Esses dados demonstram como as consequências colaterais da Covid-19 têm sido ainda piores para mulheres e crianças, mas o que fazer então? A solução para se recuperar de todo esse impacto passa pela união de três setores: sociedade civil, poder público e iniciativa privada. Infelizmente essa combinação de forças não é tão fácil de conciliar. A sociedade civil é diversa, composta por pessoas muito privilegiadas e outras com necessidades muito básicas, seja de água, alimentação ou saneamento. O poder público sempre estará sujeito a uma discussão política ideológica que muitas vezes engessa o andamento de coisas que não podem esperar. Já a iniciativa privada, sobretudo as grandes companhias e conglomerados, têm os recursos para fazer a diferença em um tempo muito mais hábil, mas para isso é preciso investir. Inicialmente parecendo despesas extras, quando também estão lutando para sobreviver, mas que na verdade não trará apenas lucros a médio e longo prazo para a empresa, mas se tornará um grande atuante na recuperação desse caos instalado.
Essas despesas extras são na verdade um investimento. E como disse sabiamente uma vez a professora de Harvard Joan Johnson-Freese, quem escreve ideias sem recursos são poetas, não agentes de mudança. Precisamos nos unir. Empresas privadas têm sim um papel importantíssimo que vai além de vender seus produtos. Especialmente se o produto chega a milhões de consumidores diariamente. Como será que essa empresa pode dialogar com seus consumidores? Promover mais equidade?
Qual investimento uma empresa pode fazer para as mulheres quando temos dados que mostram que quanto mais desigual um país, mais pobreza, instabilidade, corrupção, autoritarismo e saúde precária teremos?
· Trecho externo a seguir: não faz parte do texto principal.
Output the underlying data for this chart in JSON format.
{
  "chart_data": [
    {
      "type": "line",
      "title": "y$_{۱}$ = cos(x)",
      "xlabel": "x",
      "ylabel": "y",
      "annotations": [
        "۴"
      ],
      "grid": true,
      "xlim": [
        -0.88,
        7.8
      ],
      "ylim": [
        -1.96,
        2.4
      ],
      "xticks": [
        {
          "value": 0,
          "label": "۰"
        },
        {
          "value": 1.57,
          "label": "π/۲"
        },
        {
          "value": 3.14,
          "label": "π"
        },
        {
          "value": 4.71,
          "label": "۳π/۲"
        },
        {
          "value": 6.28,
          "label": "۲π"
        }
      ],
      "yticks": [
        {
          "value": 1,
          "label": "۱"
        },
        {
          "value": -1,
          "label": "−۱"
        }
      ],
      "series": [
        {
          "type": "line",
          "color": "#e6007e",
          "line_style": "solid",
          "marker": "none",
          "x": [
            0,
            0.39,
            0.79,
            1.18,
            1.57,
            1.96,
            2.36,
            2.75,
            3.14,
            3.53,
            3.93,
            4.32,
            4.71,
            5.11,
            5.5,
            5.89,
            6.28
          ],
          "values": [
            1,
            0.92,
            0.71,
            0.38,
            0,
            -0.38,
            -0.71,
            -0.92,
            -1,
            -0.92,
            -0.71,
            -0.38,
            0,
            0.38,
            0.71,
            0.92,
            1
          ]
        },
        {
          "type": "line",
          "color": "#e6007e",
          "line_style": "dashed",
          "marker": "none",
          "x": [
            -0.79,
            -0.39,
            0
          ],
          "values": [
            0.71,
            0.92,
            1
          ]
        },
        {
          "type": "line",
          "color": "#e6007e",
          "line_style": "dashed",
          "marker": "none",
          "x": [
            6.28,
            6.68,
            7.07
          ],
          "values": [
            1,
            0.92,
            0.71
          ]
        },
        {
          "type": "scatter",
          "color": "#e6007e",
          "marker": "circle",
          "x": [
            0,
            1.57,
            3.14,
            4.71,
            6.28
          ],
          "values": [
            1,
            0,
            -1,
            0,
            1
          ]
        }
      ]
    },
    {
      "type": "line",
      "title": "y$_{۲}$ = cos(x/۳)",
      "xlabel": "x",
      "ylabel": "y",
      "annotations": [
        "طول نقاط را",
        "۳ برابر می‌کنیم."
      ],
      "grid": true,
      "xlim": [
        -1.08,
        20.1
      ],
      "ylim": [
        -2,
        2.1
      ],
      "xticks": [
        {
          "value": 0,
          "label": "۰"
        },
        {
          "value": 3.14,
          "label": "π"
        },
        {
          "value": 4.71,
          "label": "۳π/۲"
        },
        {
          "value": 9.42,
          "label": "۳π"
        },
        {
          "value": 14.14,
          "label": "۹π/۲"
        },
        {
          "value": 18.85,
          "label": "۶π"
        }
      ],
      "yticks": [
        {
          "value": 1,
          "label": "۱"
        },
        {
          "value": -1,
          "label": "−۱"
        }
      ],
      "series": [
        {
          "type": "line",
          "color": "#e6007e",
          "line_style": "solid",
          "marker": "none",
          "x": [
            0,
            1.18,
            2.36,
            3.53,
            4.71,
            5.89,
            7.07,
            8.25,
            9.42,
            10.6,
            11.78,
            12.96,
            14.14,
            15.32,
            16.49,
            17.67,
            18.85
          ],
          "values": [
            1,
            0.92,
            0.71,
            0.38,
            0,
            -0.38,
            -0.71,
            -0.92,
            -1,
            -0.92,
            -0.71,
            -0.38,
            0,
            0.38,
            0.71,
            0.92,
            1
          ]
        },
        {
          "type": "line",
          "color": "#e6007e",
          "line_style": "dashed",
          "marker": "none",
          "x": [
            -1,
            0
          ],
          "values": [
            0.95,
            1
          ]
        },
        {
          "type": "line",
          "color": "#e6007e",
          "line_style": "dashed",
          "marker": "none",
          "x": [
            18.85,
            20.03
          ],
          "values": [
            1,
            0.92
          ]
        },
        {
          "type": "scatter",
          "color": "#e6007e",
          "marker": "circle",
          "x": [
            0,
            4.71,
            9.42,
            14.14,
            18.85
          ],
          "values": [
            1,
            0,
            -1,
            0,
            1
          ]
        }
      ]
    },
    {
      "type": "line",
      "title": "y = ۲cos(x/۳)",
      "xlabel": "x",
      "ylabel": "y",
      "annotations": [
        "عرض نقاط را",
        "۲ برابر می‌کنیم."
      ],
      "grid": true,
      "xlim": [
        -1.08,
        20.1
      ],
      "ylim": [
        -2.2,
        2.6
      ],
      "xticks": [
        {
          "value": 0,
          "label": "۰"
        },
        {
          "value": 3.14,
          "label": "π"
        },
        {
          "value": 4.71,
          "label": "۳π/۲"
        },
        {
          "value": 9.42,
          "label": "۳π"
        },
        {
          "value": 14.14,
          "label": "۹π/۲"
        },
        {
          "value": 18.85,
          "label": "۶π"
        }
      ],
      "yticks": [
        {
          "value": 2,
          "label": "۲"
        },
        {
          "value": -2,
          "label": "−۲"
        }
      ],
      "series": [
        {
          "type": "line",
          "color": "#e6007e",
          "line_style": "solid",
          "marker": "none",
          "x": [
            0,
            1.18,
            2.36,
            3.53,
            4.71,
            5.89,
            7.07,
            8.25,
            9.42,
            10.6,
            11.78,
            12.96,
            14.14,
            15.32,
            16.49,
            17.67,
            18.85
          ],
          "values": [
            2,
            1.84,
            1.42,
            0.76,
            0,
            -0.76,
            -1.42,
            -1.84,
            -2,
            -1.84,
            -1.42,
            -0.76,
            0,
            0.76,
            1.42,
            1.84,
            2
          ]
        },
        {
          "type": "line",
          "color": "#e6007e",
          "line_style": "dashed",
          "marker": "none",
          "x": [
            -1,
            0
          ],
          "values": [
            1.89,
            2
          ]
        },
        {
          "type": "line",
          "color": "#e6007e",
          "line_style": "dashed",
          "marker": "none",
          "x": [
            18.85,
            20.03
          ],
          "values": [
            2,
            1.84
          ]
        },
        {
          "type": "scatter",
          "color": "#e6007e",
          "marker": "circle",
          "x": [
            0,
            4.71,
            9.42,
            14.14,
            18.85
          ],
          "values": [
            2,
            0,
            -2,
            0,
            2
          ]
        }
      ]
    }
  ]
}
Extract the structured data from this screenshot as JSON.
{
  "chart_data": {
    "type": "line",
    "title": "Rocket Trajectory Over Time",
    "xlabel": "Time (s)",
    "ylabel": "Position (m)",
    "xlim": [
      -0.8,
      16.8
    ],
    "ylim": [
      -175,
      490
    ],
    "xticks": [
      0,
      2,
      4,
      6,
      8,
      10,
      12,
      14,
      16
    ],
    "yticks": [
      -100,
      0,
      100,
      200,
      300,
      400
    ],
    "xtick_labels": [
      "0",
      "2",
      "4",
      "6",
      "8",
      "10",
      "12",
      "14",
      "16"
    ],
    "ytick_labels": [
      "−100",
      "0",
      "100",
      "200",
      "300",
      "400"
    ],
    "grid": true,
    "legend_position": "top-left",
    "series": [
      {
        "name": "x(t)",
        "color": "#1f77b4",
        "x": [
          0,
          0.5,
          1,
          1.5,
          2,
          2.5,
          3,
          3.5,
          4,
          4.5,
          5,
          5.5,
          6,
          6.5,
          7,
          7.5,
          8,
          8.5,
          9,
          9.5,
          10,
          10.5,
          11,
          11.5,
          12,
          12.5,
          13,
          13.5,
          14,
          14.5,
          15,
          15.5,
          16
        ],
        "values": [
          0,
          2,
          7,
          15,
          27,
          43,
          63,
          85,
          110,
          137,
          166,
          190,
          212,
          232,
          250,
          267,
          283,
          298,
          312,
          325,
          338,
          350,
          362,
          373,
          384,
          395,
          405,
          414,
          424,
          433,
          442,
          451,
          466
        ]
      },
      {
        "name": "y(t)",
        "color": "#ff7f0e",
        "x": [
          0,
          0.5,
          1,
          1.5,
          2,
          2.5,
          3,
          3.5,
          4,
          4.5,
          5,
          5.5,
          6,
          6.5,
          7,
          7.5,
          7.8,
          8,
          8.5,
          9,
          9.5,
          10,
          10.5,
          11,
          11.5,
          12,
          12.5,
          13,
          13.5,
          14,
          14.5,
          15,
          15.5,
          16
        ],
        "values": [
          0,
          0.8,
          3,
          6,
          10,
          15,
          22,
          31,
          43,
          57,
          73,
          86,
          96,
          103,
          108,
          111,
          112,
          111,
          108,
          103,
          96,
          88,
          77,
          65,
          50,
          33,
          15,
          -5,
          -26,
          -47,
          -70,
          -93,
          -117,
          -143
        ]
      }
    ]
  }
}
Estudos empíricos liderados por Hudson et al, nos mostram que um país com mais desigualdade de gênero tem 2,13 vezes mais chances de ser um estado frágil, 3,53 vezes mais chances de ter um governo mais autocrático, menos eficaz e mais corrupto, 1,5 vezes mais chances de ser instável e violento, 1,40 vezes mais chances de ser pobre e em declínio econômico.
Devemos atuar sim nas urgências, como foi o caso da Ambev que está transformando parte de suas cervejarias para produzir oxigênio hospitalar. Mas qual investimento as empresas estão fazendo para melhorar a situação atual das mulheres? Ou seja, metade da nossa população? Nos Estados Unidos apenas 1,9% dos recursos totais destinados a iniciativas sociais e ONGs vão para as mulheres. Aqui no Brasil não é diferente. Se não investirmos em meninas e mulheres a crise será mais profunda. Só que ainda ninguém entendeu a dimensão desse problema. Não é apenas uma questão de justiça social. Estamos falando de segurança pública, estabilidade, prosperidade. Está na hora de acordar, sair apenas do apoio institucional e ter investimentos reais para as mulheres brasileiras.